Patrick slapped his hand against the doorframe, strengthening the threshold wrapped around their apartment with a quick burst of focused magic. “Monday nights at the bar are always my favorite.”

“We won’t stay late. I know you need to sleep.”

“Just because I need to sleep doesn’t mean I can let pack duty slide.” Patrick rose on his tiptoes to kiss Jono goodbye. “I’ll be there.”

Jono pressed a hand to the small of Patrick’s back, keeping Patrick close as he deepened the kiss just enough to be a tease. Patrick groaned, hating that he had to go to work.

“Be safe,” Jono said when he finally pulled back. “I love you.”

“I will.”

Patrick didn’t say the other words back—hadn’t said them since Jono first confessed his love on Christmas Eve. They were buried down deep, spread through actions and touches, but never voiced. Some part of Patrick was too scared to say them and then lose what mattered most in his life these days.

The gods had given Jono to him as a weapon after all, and what the gods gave, they could take away.

“See you tonight,” Patrick said as he left the apartment.

The door didn’t close until he rounded the landing below. Patrick went to work with a smile on his face, Jono’s care warming him better than the fae-given heat charms embedded in his leather jacket.

The coffee in the SOA’s New York field office tasted like burned sludge, but Patrick drank it anyway. Fueling his bad mood with shitty coffee was just par for the course some days. He checked the time on his cell phone again, but the numbers still showed that his meeting with Setsuna—which was supposed to start at 0900—was delayed. It was nearing 1000 and she was still ensconced with SAIC Henry Ng on a different floor.

Patrick was going to take his lunch break early at this rate, whether she liked it or not.

He frowned at the low battery on his phone, realizing he’d been too tired to remember to charge his phone last night. Jono and their bed had overridden all other thoughts at the time. Patrick leaned over to yank open the bottom desk drawer, certain he had a spare charger in the mess hidden there. Who knew how much crap he’d managed to hoard over the last nine months?

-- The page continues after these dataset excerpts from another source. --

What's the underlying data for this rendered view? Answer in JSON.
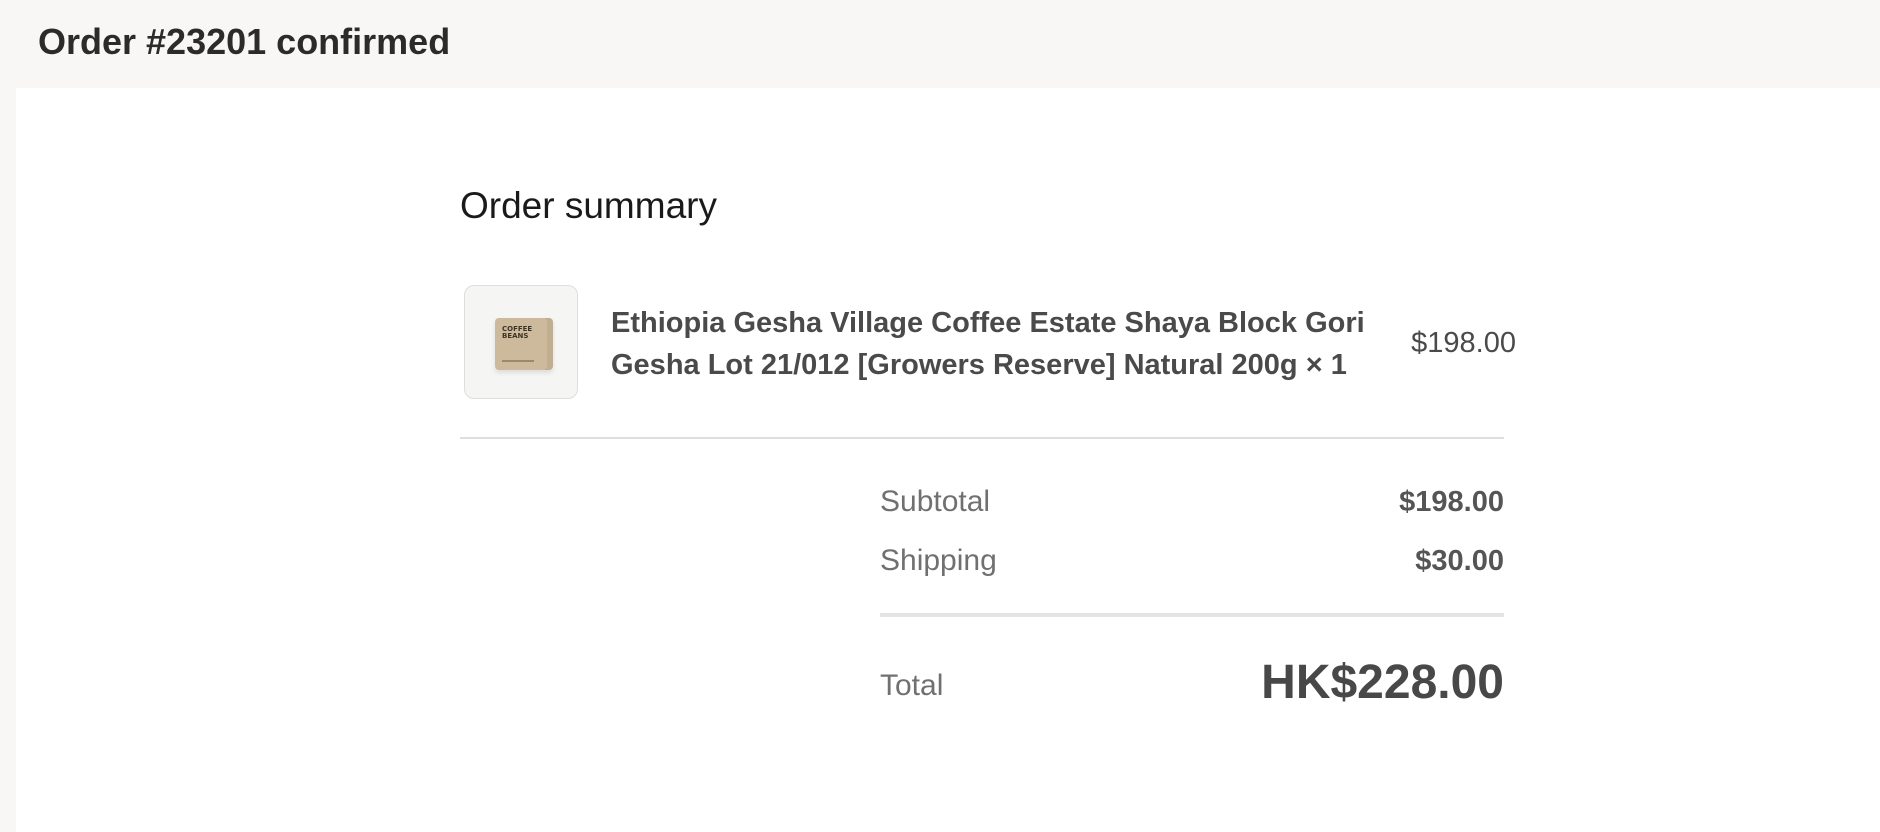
{
  "page": {
    "title": "Order #23201 confirmed"
  },
  "order_summary": {
    "heading": "Order summary",
    "items": [
      {
        "name": "Ethiopia Gesha Village Coffee Estate Shaya Block Gori Gesha Lot 21/012 [Growers Reserve] Natural 200g × 1",
        "price": "$198.00",
        "thumbnail": {
          "icon": "coffee-bag-icon",
          "label": "COFFEE BEANS"
        }
      }
    ],
    "subtotal": {
      "label": "Subtotal",
      "value": "$198.00"
    },
    "shipping": {
      "label": "Shipping",
      "value": "$30.00"
    },
    "total": {
      "label": "Total",
      "value": "HK$228.00"
    }
  },
  "colors": {
    "page_background": "#f8f7f5",
    "panel_background": "#ffffff",
    "divider": "#dedede",
    "text_primary": "#2b2b2b",
    "text_muted": "#707070"
  }
}
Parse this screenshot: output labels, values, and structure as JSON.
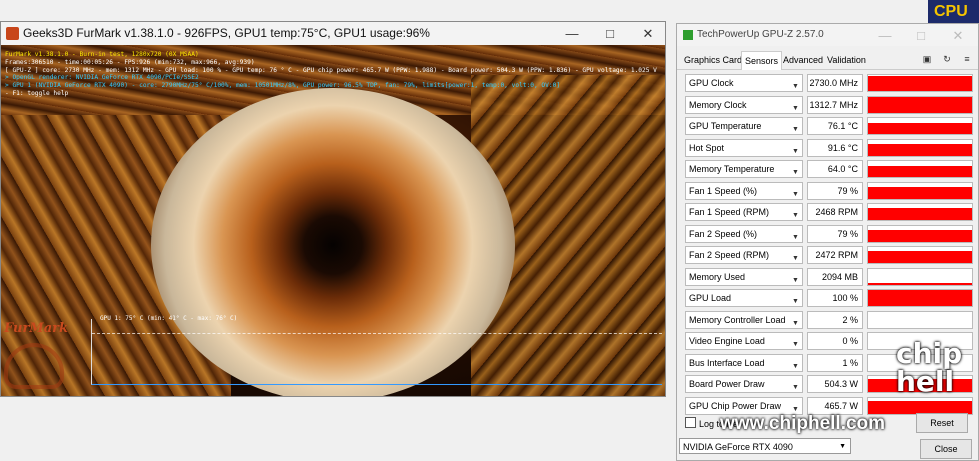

I’m picking up Wade’s hoarding habits.

That was a terrifying thought.

Someone knocked on his office door and opened it without waiting for him to answer. “Collins. You have a visitor.”

Patrick peered over his desk at the receptionist from the floor’s front desk, still digging for a cell phone charger. “Is the director finally finished?”

The woman shook her head and stepped aside for someone else. “Not the director.”

The person who entered Patrick’s office was definitely not Setsuna.

One of the United States of America’s only true god-touched seers looked like he’d gone on a full weekend bender and hadn’t made it home. Marek’s hazel eyes were bloodshot, brown hair messy in a way that wasn’t stylish and had more to do with fingers running through it than anything else.

Patrick stared at Marek, noting the way his hands shook ever so slightly, the tightness around his mouth, and how hard he was clenching his jaw, as if he were trying not to throw up. Patrick abandoned his search for a charger in favor of helping Marek before the seer passed out.

“Sit down before you fall down,” Patrick ordered as he got to his feet. “Where’s your better half?”